De ses destins combien chacun diffère,
Entre l'enfant qui rit au foyer de la mère,
Et la femme qui veille au foyer de l'époux !

Il nous montre si bien les devoirs et les vertus qui sont l'apanage d'une maîtresse de ferme, qu'on s'écrie volontiers avec lui :

Femme du laboureur, matrone au flanc robuste,
Laisse-moi t'admirer dans ton grave maintien !
Femme à la main vaillante, à l'âme droite et juste,
D'une reine en sa pourpre, et dans sa grâce auguste
Le prestige, à mes yeux, n'efface pas le tien!

C'est à l'héritier présomptif de cette reine champêtre, et non à celui du maître de l'Empire, que le poëte de la vie rurale consacre ses dithyrambes :

Au fracas de l'airain, cloche ou canon qui gronde,
Dans un pli de la pourpre, à nos yeux présenté,
Quand un enfant naissait, futur maître du monde,
Autour de son berceau je n'ai jamais chanté.

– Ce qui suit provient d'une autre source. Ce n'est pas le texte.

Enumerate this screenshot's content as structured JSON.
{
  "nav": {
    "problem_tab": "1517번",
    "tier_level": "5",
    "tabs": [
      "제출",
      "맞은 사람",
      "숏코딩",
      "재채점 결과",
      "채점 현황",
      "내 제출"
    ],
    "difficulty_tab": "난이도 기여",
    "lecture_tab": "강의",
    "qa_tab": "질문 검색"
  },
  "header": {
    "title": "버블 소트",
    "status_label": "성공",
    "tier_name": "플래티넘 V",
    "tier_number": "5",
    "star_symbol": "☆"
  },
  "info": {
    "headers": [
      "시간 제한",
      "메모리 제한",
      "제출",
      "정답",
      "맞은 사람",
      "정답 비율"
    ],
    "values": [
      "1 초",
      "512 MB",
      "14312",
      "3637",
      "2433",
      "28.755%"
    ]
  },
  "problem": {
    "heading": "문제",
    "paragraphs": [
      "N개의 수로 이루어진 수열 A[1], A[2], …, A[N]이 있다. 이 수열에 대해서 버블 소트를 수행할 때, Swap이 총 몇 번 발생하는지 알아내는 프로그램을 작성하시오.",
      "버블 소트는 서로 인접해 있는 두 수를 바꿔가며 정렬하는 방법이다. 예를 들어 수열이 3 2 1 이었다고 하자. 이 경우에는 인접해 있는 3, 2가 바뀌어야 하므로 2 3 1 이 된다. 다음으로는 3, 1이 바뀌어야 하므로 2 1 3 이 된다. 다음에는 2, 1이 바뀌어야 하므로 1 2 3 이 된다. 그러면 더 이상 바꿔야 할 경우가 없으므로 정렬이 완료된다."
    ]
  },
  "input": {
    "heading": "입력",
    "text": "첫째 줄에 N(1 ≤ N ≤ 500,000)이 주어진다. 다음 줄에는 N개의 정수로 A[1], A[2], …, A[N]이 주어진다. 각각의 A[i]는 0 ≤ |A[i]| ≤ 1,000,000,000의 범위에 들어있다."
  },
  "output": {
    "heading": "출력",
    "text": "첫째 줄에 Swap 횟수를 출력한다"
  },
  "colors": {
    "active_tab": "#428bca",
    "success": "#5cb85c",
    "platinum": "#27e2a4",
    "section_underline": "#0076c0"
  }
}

Mais je te chanterai d'une voix libre et fière,
Toi, pauvre nouveau-né, toi, fils de paysan!
Et l'héritier sans nom d'une obscure chaumière
M'aura pour son poëte et pour son courtisan.

A cet enfant, il souhaite toutes les mâles vertus que réclame la noble et rude vie des champs.

Sois robuste et vaillant, pour quand viendra la peine.
Hérite de ton père un sang vivace et pur;

Bois, à longs traits, la force et la gaîté sereine

Dans le lait de ta mère au sein veiné d'azur.